SBI to lower interest on edu-loans by 100 bps

SBI to lower interest on edu-loans by 100 bps

Female students to get interest relief of 50 bps

The country’s largest lender State Bank of India (SBI) has taken in-principle decision to slash interest on education loans by up to 1 percentage point (100 basis points).

Pratip Chaudhuri

“The bank has taken in-principle decision to cut (interest on) education loan,” SBI Managing Director and Chief Finance Officer Diwakar Gupta told PTI.

“Announcement would be made soon. The bank will issue the notification shortly,” he added.

Without giving details of quantum of rate cut, he said, it may be up to 100 basis points.

Interest rates on education loans range from 12.25 per cent to 14.50 per cent, depending on their quantum and the duration.

The education loan book of SBI constitutes under 7 per cent of its Rs 1.75 lakh crore retail loan portfolio. In the quarter ended December, the bank saw its education loan books swell by 14.17 per cent.

SBI is also offering a concession of 50 basis points on interest rates for loans given to female students.

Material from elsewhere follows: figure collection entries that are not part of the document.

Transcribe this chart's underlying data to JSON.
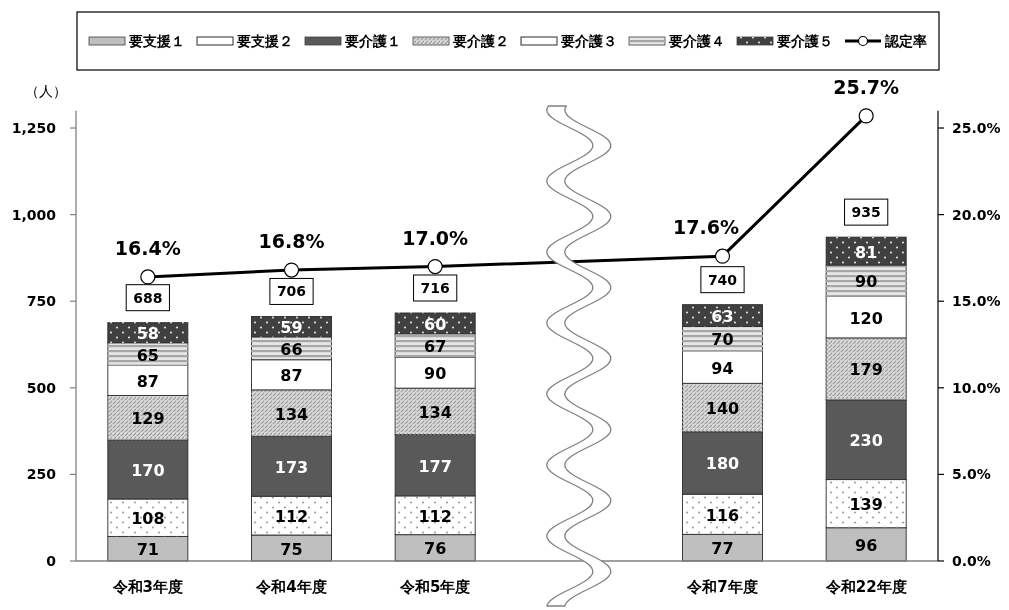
{
  "chart_data": {
    "type": "bar",
    "stacked": true,
    "legend": "top",
    "data_labels": true,
    "ylabel": "（人）",
    "categories": [
      "令和3年度",
      "令和4年度",
      "令和5年度",
      null,
      "令和7年度",
      "令和22年度"
    ],
    "series": [
      {
        "name": "要支援１",
        "color": "#bfbfbf",
        "values": [
          71,
          75,
          76,
          null,
          77,
          96
        ]
      },
      {
        "name": "要支援２",
        "color": "#ffffff",
        "values": [
          108,
          112,
          112,
          null,
          116,
          139
        ]
      },
      {
        "name": "要介護１",
        "color": "#595959",
        "values": [
          170,
          173,
          177,
          null,
          180,
          230
        ]
      },
      {
        "name": "要介護２",
        "color": "#d9d9d9",
        "values": [
          129,
          134,
          134,
          null,
          140,
          179
        ]
      },
      {
        "name": "要介護３",
        "color": "#ffffff",
        "values": [
          87,
          87,
          90,
          null,
          94,
          120
        ]
      },
      {
        "name": "要介護４",
        "color": "#e6e6e6",
        "values": [
          65,
          66,
          67,
          null,
          70,
          90
        ]
      },
      {
        "name": "要介護５",
        "color": "#404040",
        "values": [
          58,
          59,
          60,
          null,
          63,
          81
        ]
      },
      {
        "name": "認定率",
        "type": "line",
        "axis": "y2",
        "color": "#000000",
        "marker": "circle",
        "values": [
          16.4,
          16.8,
          17.0,
          null,
          17.6,
          25.7
        ],
        "value_labels": [
          "16.4%",
          "16.8%",
          "17.0%",
          null,
          "17.6%",
          "25.7%"
        ]
      }
    ],
    "totals": [
      "688",
      "706",
      "716",
      null,
      "740",
      "935"
    ],
    "ylim": [
      0,
      1300
    ],
    "yticks": [
      0,
      250,
      500,
      750,
      {
        "value": 1000,
        "label": "1,000"
      },
      {
        "value": 1250,
        "label": "1,250"
      }
    ],
    "y2lim": [
      0,
      26
    ],
    "y2ticks": [
      {
        "value": 0,
        "label": "0.0%"
      },
      {
        "value": 5,
        "label": "5.0%"
      },
      {
        "value": 10,
        "label": "10.0%"
      },
      {
        "value": 15,
        "label": "15.0%"
      },
      {
        "value": 20,
        "label": "20.0%"
      },
      {
        "value": 25,
        "label": "25.0%"
      }
    ]
  }
}
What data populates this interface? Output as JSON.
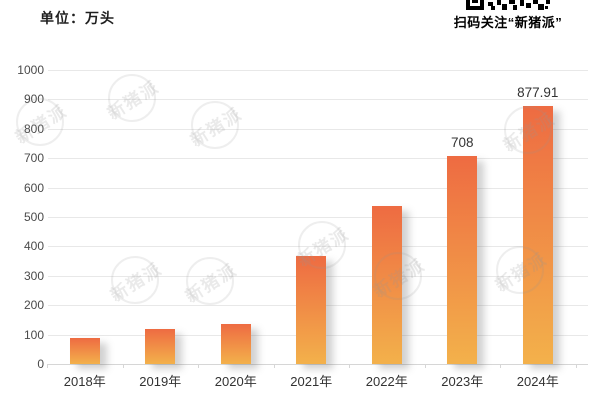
{
  "header": {
    "unit_label": "单位：万头",
    "qr_caption": "扫码关注“新猪派”"
  },
  "watermark_text": "新猪派",
  "chart_data": {
    "type": "bar",
    "title": "",
    "unit": "万头",
    "categories": [
      "2018年",
      "2019年",
      "2020年",
      "2021年",
      "2022年",
      "2023年",
      "2024年"
    ],
    "values": [
      90,
      120,
      135,
      368,
      538,
      708,
      877.91
    ],
    "bar_labels": [
      "",
      "",
      "",
      "",
      "",
      "708",
      "877.91"
    ],
    "ylim": [
      0,
      1000
    ],
    "yticks": [
      0,
      100,
      200,
      300,
      400,
      500,
      600,
      700,
      800,
      900,
      1000
    ],
    "grid": true,
    "legend": "none",
    "bar_color_top": "#ee6b42",
    "bar_color_bottom": "#f3b14b"
  }
}
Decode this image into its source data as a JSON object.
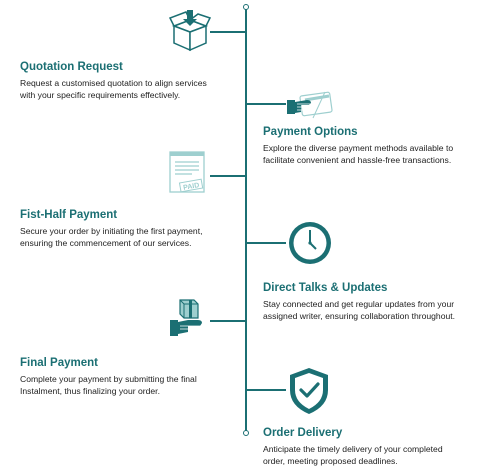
{
  "steps": [
    {
      "title": "Quotation Request",
      "lines": [
        "Request a customised quotation to align services",
        "with your specific requirements effectively."
      ],
      "icon": "open-box-icon"
    },
    {
      "title": "Payment Options",
      "lines": [
        "Explore the diverse payment methods available to",
        "facilitate convenient and hassle-free transactions."
      ],
      "icon": "card-payment-icon"
    },
    {
      "title": "Fist-Half Payment",
      "lines": [
        "Secure your order by initiating the first payment,",
        "ensuring the commencement of our services."
      ],
      "icon": "paid-invoice-icon",
      "stamp": "PAID"
    },
    {
      "title": "Direct Talks & Updates",
      "lines": [
        "Stay connected and get regular updates from your",
        "assigned writer, ensuring collaboration throughout."
      ],
      "icon": "clock-icon"
    },
    {
      "title": "Final Payment",
      "lines": [
        "Complete your payment by submitting the final",
        "Instalment, thus finalizing your order."
      ],
      "icon": "hand-package-icon"
    },
    {
      "title": "Order Delivery",
      "lines": [
        "Anticipate the timely delivery of your completed",
        "order, meeting proposed deadlines."
      ],
      "icon": "shield-check-icon"
    }
  ],
  "colors": {
    "accent": "#1b6f73",
    "accent_light": "#9ecfcf",
    "text": "#222222"
  }
}
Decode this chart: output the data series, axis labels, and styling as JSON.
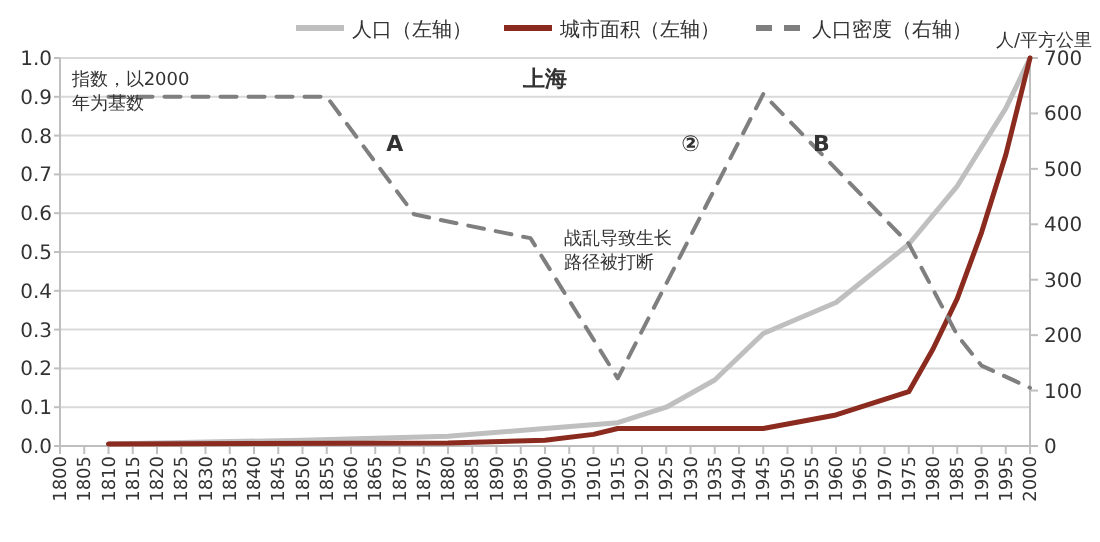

Earlier this month, SBI Chairman Pratip Chaudhuri had said the possibility of a reduction in base rate at this point of time looks bleak as the bank has absorbed last three RBI policy rate hikes without raising its base rate.

The lender’s base rate stands at 10 per cent as of now, which is the lowest in the country.

About the possible slashing of home loan rates, he had said the possibility was “less”.
“The possibility of (reduction) in home loans is less as the rate is 10.50 per cent and the base rate is 10 per cent. Hence, the possibility is less. Moreover, the tenor of a home loan is 25-30 years, (so) we have to think about it a lot,” Chaudhuri had said.
He, however, had said that in case of further CRR cut by the central bank, the entire rate structure will come down.

On January 24, the Reserve Bank had reduced the cash reserve ratio (CRR) by 0.5 per cent to 5.5 per cent to infuse liquidity into the system, and indicated a reversal of tight money policy stance.